2012 Yamaha YZF-R1 | First Look

Now with Traction Control

The uneven firing order of the Yamaha YZF-R1’s Crossplane engine may make it one of the easiest superbikes to ride with the rear tire spinning, but for those that lack the nerves of a world-class racer, traction control is still a welcome addition.

At a recent sneak-peak introduction at its American headquarters in Cypress, California, Yamaha announced that anti-high-side software will come standard on the 2012 R1. The system offers seven selectable sensitivity levels (including off), and is manipulated via a rocker switch on the left handlebar. In conjunction with Yamaha’s familiar D-Mode (for Drive) power maps, the new software will offer 21 levels of control, allowing riders to tailor the bike’s performance to any conceivable riding condition.

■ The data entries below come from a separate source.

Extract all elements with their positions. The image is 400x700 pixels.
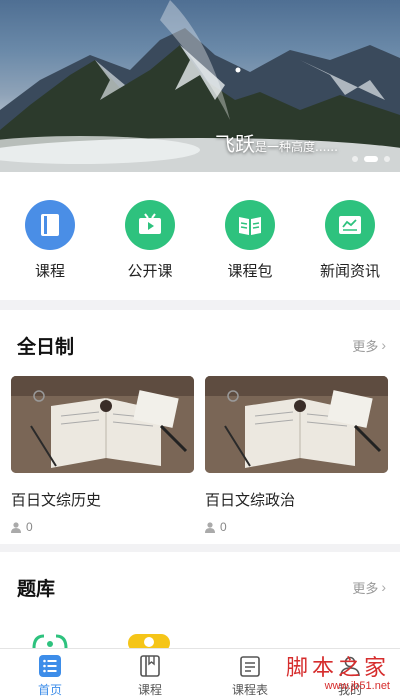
chevron-right-icon: ›: [381, 579, 386, 595]
video-tv-icon: [125, 200, 175, 250]
nav-item-label: 课程包: [227, 263, 273, 280]
nav-item-open-class[interactable]: 公开课: [100, 172, 200, 300]
carousel-dot[interactable]: [384, 156, 390, 162]
tab-label: 首页: [37, 683, 62, 697]
carousel-dot[interactable]: [352, 156, 358, 162]
quick-nav: 课程 公开课 课程包 新闻资讯: [0, 172, 400, 300]
section-header: 全日制 更多 ›: [0, 310, 400, 380]
nav-item-label: 公开课: [127, 263, 173, 280]
course-list: 百日文综历史 0 百日文综政治 0: [11, 376, 388, 534]
course-thumbnail: [205, 376, 388, 473]
learner-count: 0: [220, 520, 227, 534]
banner-caption: 飞跃是一种高度......: [215, 128, 338, 157]
user-count-icon: [205, 521, 215, 533]
section-title: 题库: [17, 578, 56, 600]
carousel-dot-active[interactable]: [364, 156, 378, 162]
book-icon: [140, 655, 160, 677]
course-meta: 0: [11, 520, 194, 534]
chevron-right-icon: ›: [381, 337, 386, 353]
news-icon: [325, 200, 375, 250]
book-icon: [25, 200, 75, 250]
tab-label: 课程表: [231, 683, 268, 697]
fulltime-section: 全日制 更多 › 百日文综历史 0 百日文综政治 0: [0, 310, 400, 544]
more-label: 更多: [352, 580, 379, 596]
nav-item-course-pack[interactable]: 课程包: [200, 172, 300, 300]
learner-count: 0: [26, 520, 33, 534]
schedule-icon: [240, 656, 260, 677]
watermark-title: 脚本之家: [285, 656, 390, 681]
open-book-icon: [225, 200, 275, 250]
banner-caption-title: 飞跃: [215, 132, 255, 156]
nav-item-courses[interactable]: 课程: [0, 172, 100, 300]
hero-banner[interactable]: 飞跃是一种高度......: [0, 0, 400, 172]
more-link[interactable]: 更多 ›: [352, 336, 386, 355]
site-watermark: 脚本之家 www.jb51.net: [286, 650, 390, 692]
course-thumbnail: [11, 376, 194, 473]
course-title: 百日文综政治: [205, 492, 296, 509]
nav-item-news[interactable]: 新闻资讯: [300, 172, 400, 300]
carousel-indicator[interactable]: [352, 156, 390, 162]
wifi-exam-icon[interactable]: [30, 630, 70, 648]
banner-caption-subtitle: 是一种高度......: [255, 140, 338, 154]
more-link[interactable]: 更多 ›: [352, 578, 386, 597]
section-title: 全日制: [17, 336, 75, 358]
course-card[interactable]: 百日文综政治 0: [205, 376, 388, 534]
course-title: 百日文综历史: [11, 492, 102, 509]
user-count-icon: [11, 521, 21, 533]
course-meta: 0: [205, 520, 388, 534]
question-bank-section: 题库 更多 ›: [0, 552, 400, 648]
tab-label: 课程: [137, 683, 162, 697]
nav-item-label: 课程: [34, 263, 65, 280]
exam-badge-icon[interactable]: [126, 630, 172, 648]
section-header: 题库 更多 ›: [0, 552, 400, 622]
mountain-illustration: [0, 0, 400, 172]
tab-courses[interactable]: 课程: [100, 649, 200, 700]
home-list-icon: [39, 655, 61, 677]
more-label: 更多: [352, 338, 379, 354]
question-bank-list: [30, 630, 172, 648]
course-card[interactable]: 百日文综历史 0: [11, 376, 194, 534]
nav-item-label: 新闻资讯: [319, 263, 380, 280]
tab-home[interactable]: 首页: [0, 649, 100, 700]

Yamaha didn’t divulge details about how the system works, but based on what we know of other setups on the market, the R1’s ECU likely compares front- and rear-wheel speeds to detect a slide, then polls throttle position, gear position and engine rpm to determine how much intervention is necessary. One or more accelerometers may also be present, which would add another level of acumen to the detection and response process. Tire spin will be managed by a combination of fuel cuts, ignition retard and throttle-plate position via the YCC-T (Yamaha Chip Controlled Throttle). While engineers were working on the R1’s brains, they also updated the fuel, ignition and YCC-T mapping with the intention of improving throttle response.

Other updates for the 2012 model year include a mild redesign of the R1’s nose and tail, as well as a few other choice styling changes. Viewed head-on, the new bike looks more sinister than ever. The intake ducts have been elongated, while the upper edges of the openings are furrowed over the headlights. The agitated appearance is accentuated by two pronounced creases in the faring panel as well as a lower, more pointed nose. Out back, the muffler caps and heat shield have been restyled, lending a tidier, more compact look to the tail. A re-tooled, MotoGP-inspired top triple clamp and new color schemes round out the changes.

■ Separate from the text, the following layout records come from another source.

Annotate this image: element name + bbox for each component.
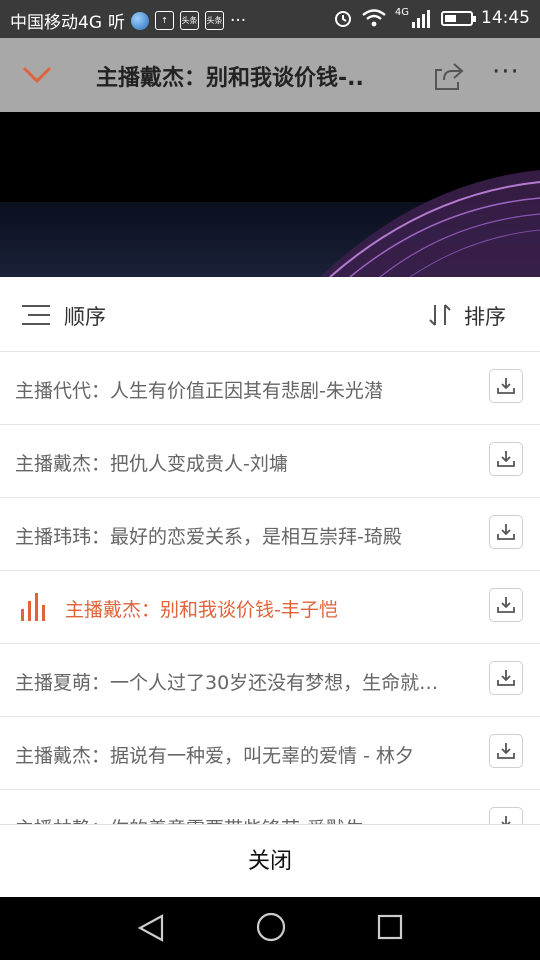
app-bar: 主播戴杰：别和我谈价钱-.. ··· bbox=[0, 38, 540, 112]
network-type-label: 4G bbox=[394, 6, 409, 18]
clock: 14:45 bbox=[481, 8, 530, 28]
chevron-down-icon[interactable] bbox=[22, 60, 52, 90]
recent-square-icon[interactable] bbox=[376, 913, 404, 941]
list-item[interactable]: 主播夏萌：一个人过了30岁还没有梦想，生命就… bbox=[0, 644, 540, 717]
ball-app-icon bbox=[131, 11, 149, 30]
now-playing-icon bbox=[21, 593, 45, 621]
wifi-icon bbox=[362, 9, 386, 27]
battery-level bbox=[445, 14, 456, 22]
playlist-sheet: 顺序 排序 主播代代：人生有价值正因其有悲剧-朱光潜 主播戴杰：把仇人变成贵人-刘… bbox=[0, 277, 540, 898]
order-list-icon[interactable] bbox=[22, 304, 50, 326]
toutiao-icon: 头条 bbox=[180, 11, 199, 30]
list-item-title: 主播代代：人生有价值正因其有悲剧-朱光潜 bbox=[15, 380, 383, 402]
download-button[interactable] bbox=[489, 369, 523, 403]
list-item-title: 主播玮玮：最好的恋爱关系，是相互崇拜-琦殿 bbox=[15, 526, 402, 548]
list-item-title: 主播林静：你的善意需要带些锋芒-爱默生 bbox=[15, 814, 475, 824]
cover-image bbox=[0, 112, 540, 277]
download-button[interactable] bbox=[489, 734, 523, 768]
download-button[interactable] bbox=[489, 442, 523, 476]
alarm-icon bbox=[334, 11, 351, 27]
list-item[interactable]: 主播代代：人生有价值正因其有悲剧-朱光潜 bbox=[0, 352, 540, 425]
sort-button[interactable]: 排序 bbox=[464, 301, 506, 331]
list-item[interactable]: 主播戴杰：据说有一种爱，叫无辜的爱情 - 林夕 bbox=[0, 717, 540, 790]
list-item-title: 主播戴杰：别和我谈价钱-丰子恺 bbox=[65, 599, 338, 621]
download-icon bbox=[501, 816, 511, 824]
page-title: 主播戴杰：别和我谈价钱-.. bbox=[96, 66, 364, 91]
list-item-playing[interactable]: 主播戴杰：别和我谈价钱-丰子恺 bbox=[0, 571, 540, 644]
close-bar: 关闭 bbox=[0, 824, 540, 898]
download-icon bbox=[497, 524, 515, 540]
more-notifications-icon: ··· bbox=[230, 10, 247, 31]
signal-icon bbox=[412, 10, 430, 28]
download-button[interactable] bbox=[489, 807, 523, 824]
battery-icon bbox=[441, 10, 476, 26]
download-icon bbox=[497, 743, 515, 759]
list-item[interactable]: 主播林静：你的善意需要带些锋芒-爱默生 bbox=[0, 790, 540, 824]
download-icon bbox=[497, 597, 515, 613]
listen-app-icon: 听 bbox=[108, 13, 125, 33]
status-bar: 中国移动4G 听 ↑ 头条 头条 ··· 4G 14:45 bbox=[0, 0, 540, 38]
sort-icon[interactable] bbox=[428, 303, 452, 327]
download-icon bbox=[497, 670, 515, 686]
cover-art-graphic bbox=[320, 170, 540, 277]
share-icon[interactable] bbox=[432, 60, 466, 92]
carrier-label: 中国移动4G bbox=[10, 13, 102, 33]
more-icon[interactable]: ··· bbox=[492, 59, 528, 90]
list-item-title: 主播夏萌：一个人过了30岁还没有梦想，生命就… bbox=[15, 672, 439, 694]
order-mode-button[interactable]: 顺序 bbox=[64, 301, 106, 331]
system-nav-bar bbox=[0, 897, 540, 960]
download-button[interactable] bbox=[489, 588, 523, 622]
close-button[interactable]: 关闭 bbox=[0, 825, 540, 898]
list-item-title: 主播戴杰：据说有一种爱，叫无辜的爱情 - 林夕 bbox=[15, 745, 414, 767]
playlist: 主播代代：人生有价值正因其有悲剧-朱光潜 主播戴杰：把仇人变成贵人-刘墉主播玮玮：… bbox=[0, 352, 540, 824]
upload-notification-icon: ↑ bbox=[155, 11, 174, 30]
list-item[interactable]: 主播戴杰：把仇人变成贵人-刘墉 bbox=[0, 425, 540, 498]
download-icon bbox=[497, 451, 515, 467]
back-triangle-icon[interactable] bbox=[136, 913, 166, 943]
toutiao-icon: 头条 bbox=[205, 11, 224, 30]
list-item-title: 主播戴杰：把仇人变成贵人-刘墉 bbox=[15, 453, 288, 475]
download-button[interactable] bbox=[489, 515, 523, 549]
home-circle-icon[interactable] bbox=[255, 911, 287, 943]
download-button[interactable] bbox=[489, 661, 523, 695]
playlist-header: 顺序 排序 bbox=[0, 277, 540, 352]
list-item[interactable]: 主播玮玮：最好的恋爱关系，是相互崇拜-琦殿 bbox=[0, 498, 540, 571]
download-icon bbox=[497, 378, 515, 394]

We’re keen to give the new bike a go at the track, and should have firsthand impressions of the traction-control system’s efficacy soon. Look for our First Ride in a future issue, and for the 2012 YZF-R1 in your local Yamaha dealership in late fall. The new bike will sell for $13,990 in Yamaha Blue—just $400 more than the 2011 model-and $14,190 in white and black. Nice going, Yamaha!

**Celebrating In Style **
Limited Edition 50th Anniversary YZF-R1

Last June, Ben Spies kicked off Yamaha's 50th year in international racing with a debut MotoGP win at Assen, Holland. _ is November, Yamaha will release a limited-edition YZF-R1 decked out in the historic red-and-white livery Spies' bike wore at that milestone event. A serialized plate on the gas tank will display each bike's production number, while gold tuning-fork emblems will grace the tank and tail-a color previously reserved exclusively for use on Grand Prix race machines. You can own a piece of history for $14,490-only $500 more than the standard model. But hurry, only 2000 of these bikes are scheduled for production, with an estimated 750 units coming to America.

New LED marker lights reside at the corners of the intake ducts and reflect light through prisms extending along the lower edge of the opening. The appearance is attention-grabbing.
A display at the top of the dash indicates traction-control level. More bars equals more intervention. You can change the settings while in motion, but the throttle must be closed.